Un bref retour dans le passé…
Les courses de chevaux sont très à la mode en France dans la deuxième moitié du XIX siècle. Depuis la création de la Société d’encouragement pour l’amélioration des races de chevaux en 1833 et l’ouverture de plusieurs hippodromes, le public s’intéresse de plus en plus aux sports équestres et vient de plus en plus nombreux pour admirer le spectacle, mais également pour tenter sa chance au jeu. En effet, profitant de l’engouement pour les courses, les boutiques de paris diverses et variées prolifèrent sur les hippodromes et en ville. C’est ainsi qu’en 1865, Joseph Oller jette les bases de ce qui va devenir le Pari Mutuel en créant une entreprise spécialisée dans ce type de jeu. Il sera bientôt suivi par Albert Chauvin qui perfectionnera sa méthode d’enregistrement et de traitement des mises. Fort de son succès, Chauvin fonde la Compagnie du Pari Mutuel (CPM) en 1888.
Le développement de la Compagnie du Pari Mutuel bénéficiera d’un bon « coup de pouce » en 1891 quand la loi Riotteau limitera les jeux sur les hippodromes au Pari-mutuel et confiera l’organisation de celui-ci aux Sociétés de Courses. Celles-ci, à leur tour, feront des entreprises de Chauvin et d’Oller leurs concessionnaires de confiance pour collecter et gérer les enjeux. C’est ainsi que plus de 300 Sociétés de Courses en France et en Belgique se mettent à travailler avec la Compagnie du Pari Mutuel d’Albert Chauvin.
En 1927, la direction de la CPM passe à André Carrus, le gendre d’Albert Chauvin. Ancien élève de l’Ecole Polytechnique et ingénieur de talent, André Carrus a contribué de manière décisive au succès de son entreprise en perfectionnant sans cesse les méthodes d’enregistrement des paris et en développant de nouveaux équipements et matériels, jusqu’à la mise au point, en 1964, du premier système électronique au monde de traitement des paris. André Carrus a également joué un rôle important dans le développement et l’organisation du pari-mutuel en France en participant à la création du PMU en 1931. Devenu l’un des directeurs de cet organisme, il invente de nombreux types de paris (dont le tiercé en 1954) et met en place le premier système self-service d’enregistrement de paris (en 1957).

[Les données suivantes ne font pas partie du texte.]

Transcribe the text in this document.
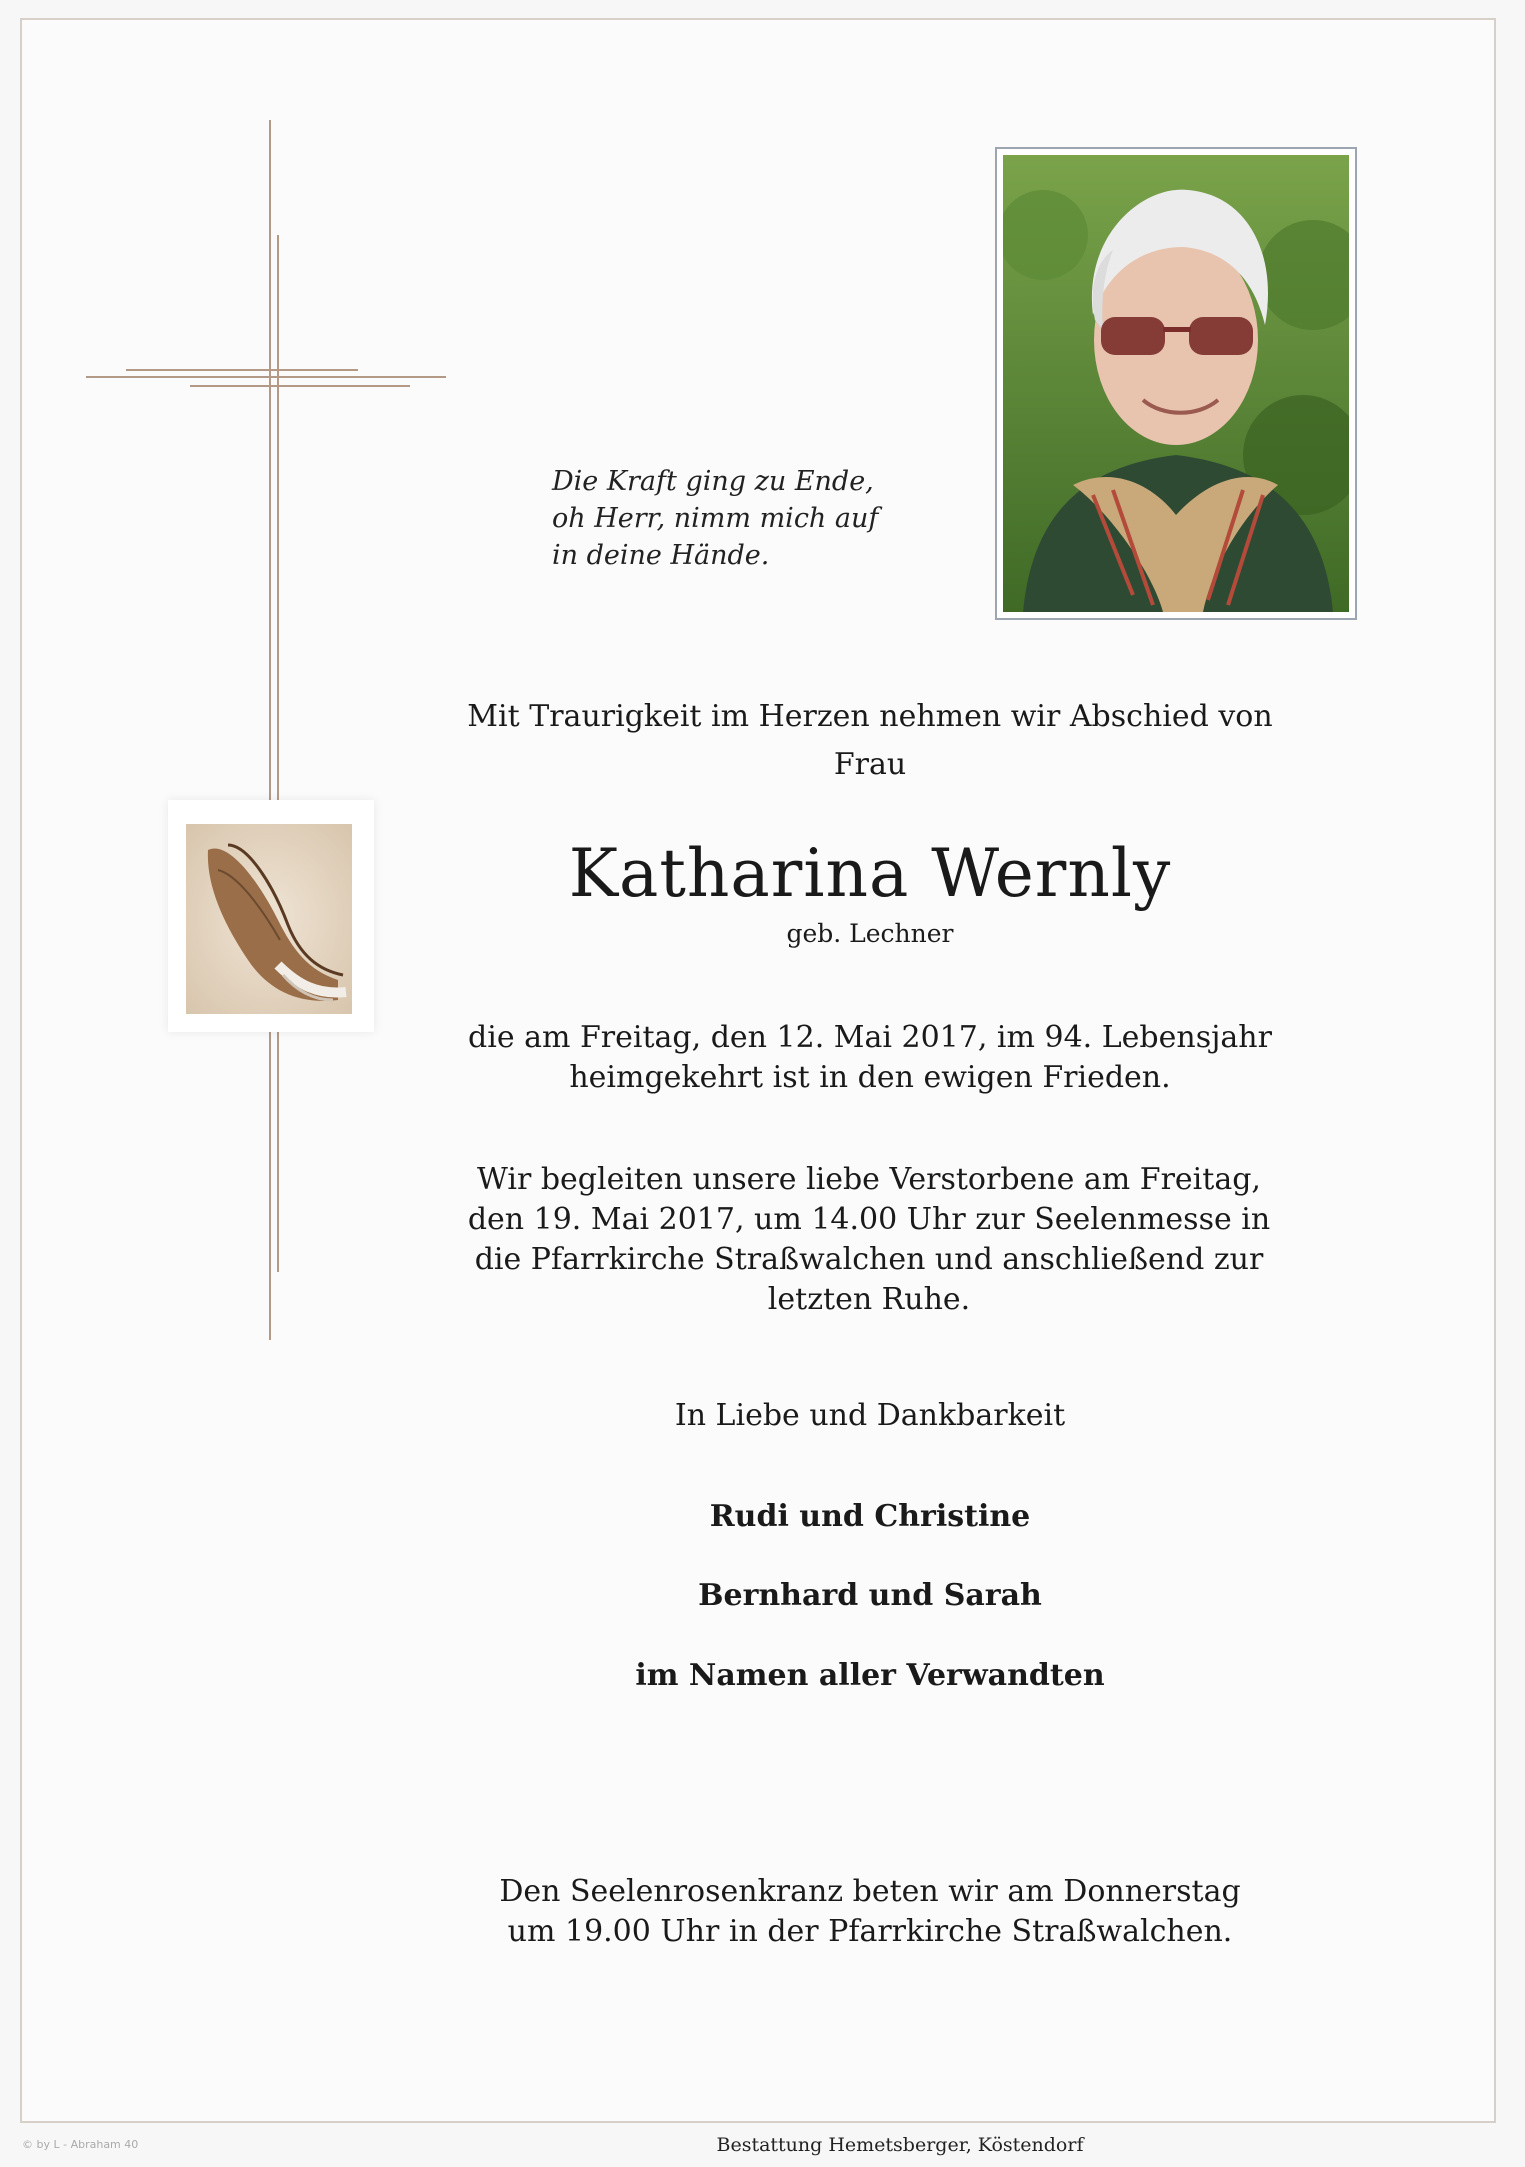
Die Kraft ging zu Ende,
oh Herr, nimm mich auf
in deine Hände.
Mit Traurigkeit im Herzen nehmen wir Abschied von
Frau
Katharina Wernly
geb. Lechner
die am Freitag, den 12. Mai 2017, im 94. Lebensjahr
heimgekehrt ist in den ewigen Frieden.
Wir begleiten unsere liebe Verstorbene am Freitag,
den 19. Mai 2017, um 14.00 Uhr zur Seelenmesse in
die Pfarrkirche Straßwalchen und anschließend zur
letzten Ruhe.
In Liebe und Dankbarkeit
Rudi und Christine
Bernhard und Sarah
im Namen aller Verwandten
Den Seelenrosenkranz beten wir am Donnerstag
um 19.00 Uhr in der Pfarrkirche Straßwalchen.
© by L - Abraham 40	Bestattung Hemetsberger, Köstendorf
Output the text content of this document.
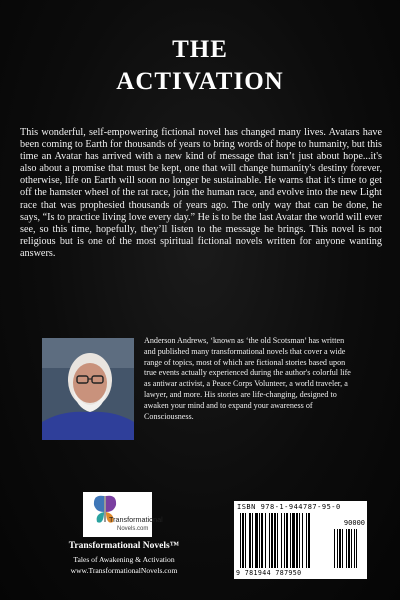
THE
ACTIVATION
This wonderful, self-empowering fictional novel has changed many lives. Avatars have been coming to Earth for thousands of years to bring words of hope to humanity, but this time an Avatar has arrived with a new kind of message that isn’t just about hope...it's also about a promise that must be kept, one that will change humanity's destiny forever, otherwise, life on Earth will soon no longer be sustainable. He warns that it's time to get off the hamster wheel of the rat race, join the human race, and evolve into the new Light race that was prophesied thousands of years ago. The only way that can be done, he says, “Is to practice living love every day.” He is to be the last Avatar the world will ever see, so this time, hopefully, they’ll listen to the message he brings. This novel is not religious but is one of the most spiritual fictional novels written for anyone wanting answers.
Anderson Andrews, ‘known as ‘the old Scotsman’ has written and published many transformational novels that cover a wide range of topics, most of which are fictional stories based upon true events actually experienced during the author's colorful life as antiwar activist, a Peace Corps Volunteer, a world traveler, a lawyer, and more. His stories are life-changing, designed to awaken your mind and to expand your awareness of Consciousness.
Transformational
Novels.com
Transformational Novels™
Tales of Awakening & Activation
www.TransformationalNovels.com
ISBN 978-1-944787-95-0
90000
9 781944 787950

C’est en 1960 qu’une cellule R & D est organisée au sein de la CPM. En 1972, elle est transformée en une nouvelle société, Périphériques et Matériels de Contrôle (PMC), qui devient rapidement l’un des acteurs majeurs en Europe pour la fabrication de matériels (systèmes centraux et terminaux) et le développement de logiciels dédiés au pari-mutuel, avec des équipements installés dans plus de 10 000 points de vente en France et dans le monde.
Aujourd’hui, tout en restant actif dans le domaine du pari-mutuel, le Groupe PMC a étendu ses activités à la loterie et au pari sportif, avec une gamme complète de matériels, de logiciels et de services destinés à ce secteur.
Enfin, depuis 1991, PMC intervient sur le marché de la vidéosurveillance numérique avec ses enregistreurs-transmetteurs Vigipack®, devenus l’une des références pour les plus grandes banques françaises.